During a tour with reporters last week, Foxwoods officials said only about one-third of the casino would be open, with about one-third of the employees. Only seven out of the 42 eating establishments will be open for takeout only, officials said. No sit-down dining is permitted.

To ensure social distancing, only every other slot machine will be available. About 1,000 total slot machines were available Monday.

Decisions on staffing and bringing back more employees will depend on the size of crowds and the amount of business, officials say.

“We’re preparing to be busy,” said Jason Guyot, the interim president and CEO at Foxwoods.

In other COVID-19 news:

Lamont’s executive order also allows the Department of Labor consider, when determining an applicant’s eligibility for unemployment, whether returning to work would “pose an unreasonable risk to the health of a member of that worker’s household.”

Sema4, a Stamford based company that has processed thousands of coronavirus tests in recent months, has reached an agreement with the state to continue its testing operation over the next year.
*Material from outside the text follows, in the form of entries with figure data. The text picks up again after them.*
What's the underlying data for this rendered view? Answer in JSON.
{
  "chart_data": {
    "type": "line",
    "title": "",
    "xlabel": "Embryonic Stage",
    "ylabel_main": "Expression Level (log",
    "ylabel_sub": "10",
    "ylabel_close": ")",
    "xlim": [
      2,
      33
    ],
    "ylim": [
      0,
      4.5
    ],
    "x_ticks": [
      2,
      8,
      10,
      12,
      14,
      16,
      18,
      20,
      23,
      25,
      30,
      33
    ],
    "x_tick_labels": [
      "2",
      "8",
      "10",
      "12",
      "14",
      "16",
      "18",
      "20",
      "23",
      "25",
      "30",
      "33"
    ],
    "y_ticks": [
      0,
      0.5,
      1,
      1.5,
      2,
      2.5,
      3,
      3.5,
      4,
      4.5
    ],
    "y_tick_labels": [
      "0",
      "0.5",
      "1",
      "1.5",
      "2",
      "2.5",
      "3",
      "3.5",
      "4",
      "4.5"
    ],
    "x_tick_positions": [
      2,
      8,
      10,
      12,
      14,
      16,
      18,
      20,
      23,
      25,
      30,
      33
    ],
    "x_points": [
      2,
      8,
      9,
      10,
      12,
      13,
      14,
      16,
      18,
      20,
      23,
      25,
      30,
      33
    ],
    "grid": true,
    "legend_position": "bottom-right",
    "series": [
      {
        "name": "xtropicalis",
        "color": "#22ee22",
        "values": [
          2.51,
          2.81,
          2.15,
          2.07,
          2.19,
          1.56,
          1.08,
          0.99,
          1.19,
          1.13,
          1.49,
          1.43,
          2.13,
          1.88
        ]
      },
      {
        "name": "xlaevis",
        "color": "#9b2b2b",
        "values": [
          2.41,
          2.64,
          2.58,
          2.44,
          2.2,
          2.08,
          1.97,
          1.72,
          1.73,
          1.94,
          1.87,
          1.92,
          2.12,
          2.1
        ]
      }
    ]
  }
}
The company says it will process 10,000 viral tests per day in early June and 5,000 antibody tests a day by the end of the month.

UConn Health announced Monday that it has begun testing health care workers for COVID-19 antibodies as part of a clinical trial. Yale New Haven Health System and Hartford HealthCare, among others, have also conducted research about the presence and significance of antibodies in health-care workers.

The Connecticut Department of Transportation will receive $216 million in grants from the U.S. Department of Transportation as part of the CARES Act, the agencies announced Monday. The money will be used for rail services and rural transit districts.

Courant staff writer Christopher Keating contributed to this report.